We continue with a detailed study of Microsoft Azure stack as inferred from an introduction of Azure by Microsoft. We reviewed some more features of Azure storage. We saw how erasure coding works in Windows Azure Storage aka WAS and how its different from Pelican. We saw what steps WAS takes to improve durability. We also saw the benefits of journaling. We reviewed the partition layer which translates objects such as blob, table or queue to storage. We saw how the partition manager maintains a massive Object Table that is sharded on different partition servers which maintain their consistency across concurrent transactions using a lock service. We read the partition layer data model and the supported data types and operations, the partition layer architecture and the range partition data structures. we reviewed the load balancing, split and merge operations. Then we reviewed the intrastamp and interstamp replication. We also took stock of TCO, performance, application profiles and their comparision study.

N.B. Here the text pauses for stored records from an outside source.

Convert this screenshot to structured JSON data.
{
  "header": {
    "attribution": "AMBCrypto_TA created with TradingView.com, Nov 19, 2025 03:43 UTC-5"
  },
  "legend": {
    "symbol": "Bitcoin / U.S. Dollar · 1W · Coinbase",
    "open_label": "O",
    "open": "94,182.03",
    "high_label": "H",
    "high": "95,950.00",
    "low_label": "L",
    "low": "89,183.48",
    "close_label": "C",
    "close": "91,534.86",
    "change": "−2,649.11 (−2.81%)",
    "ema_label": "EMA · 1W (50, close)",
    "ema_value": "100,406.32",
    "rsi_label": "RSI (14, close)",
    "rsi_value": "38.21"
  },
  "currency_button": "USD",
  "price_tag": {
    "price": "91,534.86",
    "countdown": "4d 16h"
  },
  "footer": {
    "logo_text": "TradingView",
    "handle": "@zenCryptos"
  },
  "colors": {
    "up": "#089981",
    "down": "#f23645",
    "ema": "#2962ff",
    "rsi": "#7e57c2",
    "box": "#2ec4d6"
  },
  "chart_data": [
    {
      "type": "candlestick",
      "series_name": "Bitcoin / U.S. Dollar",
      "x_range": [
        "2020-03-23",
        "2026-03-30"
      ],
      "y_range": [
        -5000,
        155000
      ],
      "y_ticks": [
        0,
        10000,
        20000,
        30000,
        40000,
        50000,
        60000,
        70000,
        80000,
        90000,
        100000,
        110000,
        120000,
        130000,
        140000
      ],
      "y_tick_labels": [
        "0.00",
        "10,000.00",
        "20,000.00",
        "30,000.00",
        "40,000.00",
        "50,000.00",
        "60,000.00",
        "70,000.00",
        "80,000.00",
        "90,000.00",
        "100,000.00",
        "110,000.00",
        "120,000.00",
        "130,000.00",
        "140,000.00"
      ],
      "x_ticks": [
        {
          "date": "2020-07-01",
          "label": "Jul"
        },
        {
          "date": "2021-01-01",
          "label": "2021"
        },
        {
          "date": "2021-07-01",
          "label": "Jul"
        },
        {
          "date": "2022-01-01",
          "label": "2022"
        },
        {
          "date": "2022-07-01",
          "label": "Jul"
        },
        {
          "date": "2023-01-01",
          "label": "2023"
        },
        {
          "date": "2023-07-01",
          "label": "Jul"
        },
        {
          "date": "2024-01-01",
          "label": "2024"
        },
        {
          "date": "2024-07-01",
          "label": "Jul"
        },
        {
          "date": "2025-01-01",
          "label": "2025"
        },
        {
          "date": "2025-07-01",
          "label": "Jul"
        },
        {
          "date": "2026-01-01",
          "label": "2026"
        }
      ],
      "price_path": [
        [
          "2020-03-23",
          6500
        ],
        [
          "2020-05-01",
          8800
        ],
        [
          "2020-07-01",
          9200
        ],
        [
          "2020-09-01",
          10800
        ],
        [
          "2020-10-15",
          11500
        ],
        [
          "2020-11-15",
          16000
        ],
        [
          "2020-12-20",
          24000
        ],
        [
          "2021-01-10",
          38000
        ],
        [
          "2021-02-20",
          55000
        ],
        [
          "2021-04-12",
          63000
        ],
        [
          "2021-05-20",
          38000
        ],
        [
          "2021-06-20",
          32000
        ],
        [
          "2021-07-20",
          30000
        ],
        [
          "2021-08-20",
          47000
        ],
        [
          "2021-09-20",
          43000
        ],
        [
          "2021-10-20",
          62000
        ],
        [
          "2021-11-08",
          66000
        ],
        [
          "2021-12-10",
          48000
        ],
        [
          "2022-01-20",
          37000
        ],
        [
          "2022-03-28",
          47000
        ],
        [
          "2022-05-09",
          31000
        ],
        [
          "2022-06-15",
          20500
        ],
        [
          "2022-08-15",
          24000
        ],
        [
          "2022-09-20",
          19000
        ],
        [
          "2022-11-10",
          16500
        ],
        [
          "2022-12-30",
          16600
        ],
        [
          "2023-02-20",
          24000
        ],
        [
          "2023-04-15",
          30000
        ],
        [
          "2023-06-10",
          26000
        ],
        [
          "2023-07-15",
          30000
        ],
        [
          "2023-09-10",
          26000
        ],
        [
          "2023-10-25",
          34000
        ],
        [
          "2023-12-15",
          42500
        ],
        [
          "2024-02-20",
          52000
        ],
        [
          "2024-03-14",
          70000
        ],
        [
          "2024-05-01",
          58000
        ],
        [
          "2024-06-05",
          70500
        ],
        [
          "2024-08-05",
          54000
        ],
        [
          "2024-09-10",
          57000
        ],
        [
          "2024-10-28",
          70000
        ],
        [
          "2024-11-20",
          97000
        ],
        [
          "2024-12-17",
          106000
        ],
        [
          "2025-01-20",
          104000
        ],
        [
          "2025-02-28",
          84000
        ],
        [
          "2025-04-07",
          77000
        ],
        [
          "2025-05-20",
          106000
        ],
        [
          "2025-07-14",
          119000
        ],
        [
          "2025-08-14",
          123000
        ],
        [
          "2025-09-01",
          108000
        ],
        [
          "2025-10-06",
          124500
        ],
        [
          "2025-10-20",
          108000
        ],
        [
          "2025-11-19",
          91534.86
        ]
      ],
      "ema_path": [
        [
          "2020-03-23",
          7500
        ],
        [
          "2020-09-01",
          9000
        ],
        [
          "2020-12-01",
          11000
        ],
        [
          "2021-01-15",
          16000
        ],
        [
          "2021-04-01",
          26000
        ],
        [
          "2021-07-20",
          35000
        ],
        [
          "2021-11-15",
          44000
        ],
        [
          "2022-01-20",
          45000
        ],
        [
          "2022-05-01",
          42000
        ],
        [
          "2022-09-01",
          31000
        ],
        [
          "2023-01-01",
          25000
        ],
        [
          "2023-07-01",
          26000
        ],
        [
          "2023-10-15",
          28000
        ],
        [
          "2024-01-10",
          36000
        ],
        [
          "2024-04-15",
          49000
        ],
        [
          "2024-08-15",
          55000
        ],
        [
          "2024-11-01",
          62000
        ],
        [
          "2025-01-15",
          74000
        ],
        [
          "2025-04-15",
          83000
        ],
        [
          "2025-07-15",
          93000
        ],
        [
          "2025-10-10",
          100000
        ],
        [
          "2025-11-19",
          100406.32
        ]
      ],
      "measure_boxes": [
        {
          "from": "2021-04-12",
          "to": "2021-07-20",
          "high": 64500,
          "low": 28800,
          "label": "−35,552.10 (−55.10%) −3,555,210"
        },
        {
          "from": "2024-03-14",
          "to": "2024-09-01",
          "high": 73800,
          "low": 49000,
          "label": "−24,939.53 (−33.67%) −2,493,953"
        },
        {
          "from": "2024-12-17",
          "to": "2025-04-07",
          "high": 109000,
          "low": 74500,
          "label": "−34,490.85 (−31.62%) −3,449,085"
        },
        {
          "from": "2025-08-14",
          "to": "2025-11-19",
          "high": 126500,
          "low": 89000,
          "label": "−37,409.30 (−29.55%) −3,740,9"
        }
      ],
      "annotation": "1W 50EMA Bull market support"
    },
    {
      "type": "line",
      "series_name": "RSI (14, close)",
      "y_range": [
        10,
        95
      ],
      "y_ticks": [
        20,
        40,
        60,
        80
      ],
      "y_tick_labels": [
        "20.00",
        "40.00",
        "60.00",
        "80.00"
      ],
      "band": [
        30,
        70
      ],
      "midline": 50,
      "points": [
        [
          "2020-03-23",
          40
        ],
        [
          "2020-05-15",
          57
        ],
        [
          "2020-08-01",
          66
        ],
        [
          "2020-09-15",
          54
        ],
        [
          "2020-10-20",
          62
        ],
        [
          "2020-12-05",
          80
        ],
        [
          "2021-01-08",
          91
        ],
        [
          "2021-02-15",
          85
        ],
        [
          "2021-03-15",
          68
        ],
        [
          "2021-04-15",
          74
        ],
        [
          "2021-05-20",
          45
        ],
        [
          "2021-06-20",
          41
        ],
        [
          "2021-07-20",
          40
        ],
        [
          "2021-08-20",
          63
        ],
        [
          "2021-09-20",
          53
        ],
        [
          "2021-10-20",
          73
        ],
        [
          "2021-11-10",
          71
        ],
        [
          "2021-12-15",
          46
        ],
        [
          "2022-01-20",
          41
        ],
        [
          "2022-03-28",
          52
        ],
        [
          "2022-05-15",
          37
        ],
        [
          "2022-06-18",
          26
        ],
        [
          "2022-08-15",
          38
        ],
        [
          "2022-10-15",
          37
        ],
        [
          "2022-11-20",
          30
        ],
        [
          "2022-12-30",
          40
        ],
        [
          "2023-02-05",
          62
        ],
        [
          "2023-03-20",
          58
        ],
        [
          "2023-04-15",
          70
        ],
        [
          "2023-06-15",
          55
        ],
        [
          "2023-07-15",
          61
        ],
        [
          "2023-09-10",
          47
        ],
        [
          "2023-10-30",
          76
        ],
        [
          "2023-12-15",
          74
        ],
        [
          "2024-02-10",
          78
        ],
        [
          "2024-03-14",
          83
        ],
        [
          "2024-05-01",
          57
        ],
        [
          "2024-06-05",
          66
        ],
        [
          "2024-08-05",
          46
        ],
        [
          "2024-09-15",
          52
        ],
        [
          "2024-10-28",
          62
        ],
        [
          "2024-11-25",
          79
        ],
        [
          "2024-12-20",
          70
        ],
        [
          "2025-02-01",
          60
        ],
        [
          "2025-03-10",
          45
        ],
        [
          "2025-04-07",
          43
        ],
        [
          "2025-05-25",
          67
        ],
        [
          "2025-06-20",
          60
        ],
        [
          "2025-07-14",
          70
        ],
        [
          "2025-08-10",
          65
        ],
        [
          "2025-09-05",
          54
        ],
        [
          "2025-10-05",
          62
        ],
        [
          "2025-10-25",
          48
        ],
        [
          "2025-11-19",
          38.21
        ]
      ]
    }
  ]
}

We now review some of their design choices. First, they separated nodes dedicated to computation from nodes dedicated to storage. This lets them both scale and load balance independently.  Second, they decided to use range based partitioning /indexing instead of hash based indexing for the partition layer's object table.  An account's objects are stored within a set of RangePartitions. This makes object enumeration easier because of the locality of the objects. Additionally, performance isolation is easier because we can go object by object. The hash based schemes have the simplicity of distributing the load across server but do not have the objects local. Objects grouped together by account also enables account throttling. Third, throttling or isolation is very useful when accounts are not well behaved.  The statistics is collected by the partition server which keeps track of request rates for AccountNames and PartitionNames.  The same determination is used for load balancing. Fourth, automatic load balancing can now be built on range based partitioning approach and the account based throttling.  This improves multi-tenancy in the environment as well as handling of peaks in traffic patterns. Moreover, the algorithm can be adaptive even choosing appropriate metrics to determine traffic patterns that are better known and have been handled before.  Their approach first started with a single number to quantify load on each RangePartition and each server and then used the product of request latency and request rate to represent loads.Still it did not capture high CPU utilization. CPU and network load were then also used to quantify the load. This strategy is different from the one used for splitting partitions. That decision is based on whether partitions are becoming full. Both splitting and load balancing allow hot partitions to be reallocated to different servers.
It's interesting to observe that the adaptive algorithm and the movement of partitions is equally applicable to compute resources from an IaaS. Today many private compute resource providers are asking customers to choose regions. This can be automated for load balancing and handling traffic patterns when there is little or no difference to the customers which location their resources are tenants on. The strategy applies equally to storage nodes just as much as compute nodes. Furthermore, resources can be grouped and tiered to meet different service level classifications.
#codingexercise
Count of N digit numbers whose sum of digits equals to a given sum
long GetCount(int N, int sum)
{
if (N == 0) return sum == 0;
long count = 0;
for (int i = 0; i <= 9; i++)
       if (sum-i >= 0)
           count += GetCount(N-1, sum-i);
return count;
}
To skip leading zeros, we use a wrapper that counts from 1 to 9
long GetCountWrapper(int N, int sum)
{
   long count = 0;
   for (int i = 1; i<=9; i++)
         if (sum-i >= 0)
              count += GetCount(N-1, sum-i);
   return count;
}

To count total number of N digit numbers whose difference between sum of even and odd digits is 1, we modify the above to keep track of both even and odd sum. The check inside thr for loop is then to see if the current sum is odd or even and toggle accordingly.